The request here is to ensure that a user can define metadata semantics in terms of more than one vocabulary. To achieve that, vocabularies in use by a dataset need to be differentiated by prefix.

Prefixes could be assigned by users if the terms of a vocabulary don't already have one. e.g.

Terms in ontologies like BFO or BIO are made unique by assigning them Unique Resource Identifiers (URIs). e.g.

Ontology prefix name for the BFO ontology:
bfo:

Ontology prefix for the BFO ontology:
http://purl.obolibrary.org/obo/

URI for "material entity" in BFO:
http://purl.obolibrary.org/obo/BFO_0000040

... which could be abbreviated in a semantic key as:
bfo:BFO_0000040

Note that other Ontologies use prefixes with additional characters.
e.g. for RDF:
http://www.w3.org/1999/02/22-rdf-syntax-ns#

In summary, users should be able to declare the list of vocabularies and their unique prefixes, for a dataset. Then, use prefixes with terms from a particular vocabulary while capturing metadata semantic on specific Tiles and objects.

Activity

javagl

javagl commented on Jun 10, 2025

@javagl
Contributor

This request seems to refer to a use case where I'll have to read more about the links and context, to better understand some domain-specific aspects. But in a broader sense, this seems to be related to #643 .

And it is indeed important to disambiguate semantics, on a strict, technical level. If I understood that correctly, then this is what you referred to with the 'vocabulary', and the suggestion to define prefixes for the semantics.
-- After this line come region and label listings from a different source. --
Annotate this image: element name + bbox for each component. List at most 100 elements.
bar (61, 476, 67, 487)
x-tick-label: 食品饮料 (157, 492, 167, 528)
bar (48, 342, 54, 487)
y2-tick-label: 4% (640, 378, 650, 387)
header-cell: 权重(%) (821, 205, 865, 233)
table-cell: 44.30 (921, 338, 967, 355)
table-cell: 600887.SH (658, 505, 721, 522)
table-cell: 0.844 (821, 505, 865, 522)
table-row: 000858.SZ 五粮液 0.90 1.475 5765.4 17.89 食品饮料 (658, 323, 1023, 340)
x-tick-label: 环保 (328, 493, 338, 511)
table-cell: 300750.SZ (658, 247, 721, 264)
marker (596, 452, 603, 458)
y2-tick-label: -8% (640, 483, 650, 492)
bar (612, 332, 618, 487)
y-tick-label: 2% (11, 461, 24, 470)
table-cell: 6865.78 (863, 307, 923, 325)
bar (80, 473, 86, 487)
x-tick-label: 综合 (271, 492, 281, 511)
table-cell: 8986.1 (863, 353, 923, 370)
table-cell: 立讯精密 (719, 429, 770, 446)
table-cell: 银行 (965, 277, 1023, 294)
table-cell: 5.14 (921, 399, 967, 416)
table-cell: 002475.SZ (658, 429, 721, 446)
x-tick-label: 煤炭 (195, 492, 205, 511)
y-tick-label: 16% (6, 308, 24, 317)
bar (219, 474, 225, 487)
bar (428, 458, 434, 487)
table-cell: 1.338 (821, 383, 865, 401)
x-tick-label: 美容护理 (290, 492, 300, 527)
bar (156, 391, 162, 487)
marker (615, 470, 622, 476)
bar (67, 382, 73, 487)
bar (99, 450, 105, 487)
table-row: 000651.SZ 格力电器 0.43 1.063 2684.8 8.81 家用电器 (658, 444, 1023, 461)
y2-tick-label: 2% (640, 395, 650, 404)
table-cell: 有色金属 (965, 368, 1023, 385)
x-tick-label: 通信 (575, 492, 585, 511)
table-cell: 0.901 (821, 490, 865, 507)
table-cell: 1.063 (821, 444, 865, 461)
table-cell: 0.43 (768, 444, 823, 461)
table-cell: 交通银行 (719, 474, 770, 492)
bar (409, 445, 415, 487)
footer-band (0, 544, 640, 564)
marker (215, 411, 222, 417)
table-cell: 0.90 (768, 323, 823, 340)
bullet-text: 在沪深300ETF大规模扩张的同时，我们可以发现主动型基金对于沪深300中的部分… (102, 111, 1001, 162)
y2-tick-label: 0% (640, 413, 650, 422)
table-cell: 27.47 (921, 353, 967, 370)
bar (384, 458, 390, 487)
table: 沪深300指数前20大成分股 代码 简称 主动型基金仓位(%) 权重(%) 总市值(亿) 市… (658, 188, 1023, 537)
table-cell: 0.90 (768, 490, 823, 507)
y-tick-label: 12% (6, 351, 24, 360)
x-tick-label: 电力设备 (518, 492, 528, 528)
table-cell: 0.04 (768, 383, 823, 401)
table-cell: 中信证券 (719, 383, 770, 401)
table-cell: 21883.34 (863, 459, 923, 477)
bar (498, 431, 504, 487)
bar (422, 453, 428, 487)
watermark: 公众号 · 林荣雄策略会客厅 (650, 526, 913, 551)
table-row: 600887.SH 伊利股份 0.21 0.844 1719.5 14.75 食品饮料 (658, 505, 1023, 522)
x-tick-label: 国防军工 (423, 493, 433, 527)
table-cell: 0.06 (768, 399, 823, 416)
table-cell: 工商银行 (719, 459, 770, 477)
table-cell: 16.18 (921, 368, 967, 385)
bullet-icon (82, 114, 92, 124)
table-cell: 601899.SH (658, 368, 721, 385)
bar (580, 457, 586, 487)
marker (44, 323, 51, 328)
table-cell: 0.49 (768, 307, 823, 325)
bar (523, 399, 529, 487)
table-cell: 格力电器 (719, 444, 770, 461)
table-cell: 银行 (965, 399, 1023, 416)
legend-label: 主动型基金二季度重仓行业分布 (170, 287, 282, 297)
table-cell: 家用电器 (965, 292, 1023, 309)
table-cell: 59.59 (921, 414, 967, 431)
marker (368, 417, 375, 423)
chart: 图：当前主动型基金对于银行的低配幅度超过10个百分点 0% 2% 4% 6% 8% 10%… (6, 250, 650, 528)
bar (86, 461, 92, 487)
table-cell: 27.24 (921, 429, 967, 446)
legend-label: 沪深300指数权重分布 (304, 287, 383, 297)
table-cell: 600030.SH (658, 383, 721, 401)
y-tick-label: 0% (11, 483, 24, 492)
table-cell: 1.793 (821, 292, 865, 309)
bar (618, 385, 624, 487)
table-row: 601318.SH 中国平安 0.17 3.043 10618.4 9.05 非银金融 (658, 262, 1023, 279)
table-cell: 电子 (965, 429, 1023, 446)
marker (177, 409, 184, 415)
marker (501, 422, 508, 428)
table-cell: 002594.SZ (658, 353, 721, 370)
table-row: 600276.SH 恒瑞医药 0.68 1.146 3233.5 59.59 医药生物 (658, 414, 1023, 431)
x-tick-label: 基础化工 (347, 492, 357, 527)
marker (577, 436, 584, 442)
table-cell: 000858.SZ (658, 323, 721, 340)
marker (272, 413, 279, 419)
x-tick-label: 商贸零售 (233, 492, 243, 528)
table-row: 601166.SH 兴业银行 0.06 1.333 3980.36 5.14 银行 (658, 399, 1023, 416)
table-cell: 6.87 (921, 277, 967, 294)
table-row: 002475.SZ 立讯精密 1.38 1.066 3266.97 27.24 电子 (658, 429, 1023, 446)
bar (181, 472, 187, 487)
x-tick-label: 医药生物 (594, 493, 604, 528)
The suggestion in the linked issue may already address some of these goals - namely, to offer an option to define a specific set of semantics for one particular use-case. And I think that it is important to define these semantics in a machine-processable form, and keeping in mind some normative aspects of these definitions (i.e. disambiguation or "namespacing").

The idea there was to define the semantics with a metadata schema. At the first glance, it may seem strange: The metadata schema can contain semantics. And the semantics are supposed to be defined with a metadata schema. But the advantage would be that there already is a clear specification for this, and the information that is contained in a metadata schema is exactly the information that is required for defining semantics.

The concept of different "vocabularies" could then be addressed on two different levels:

  1. With different schemas
  2. With different classes in a schema

In fact, we already picked up some of these ideas. The 3d-tiles-validator already offers the option to pass in user-defined semantics in form of a metadata schema.

We have not yet addressed this on the level of the specification. On this level, we should extend the section about metadata semantics with the appropriate (technical, normative) details. (This is, to some extent, tracked in #574 )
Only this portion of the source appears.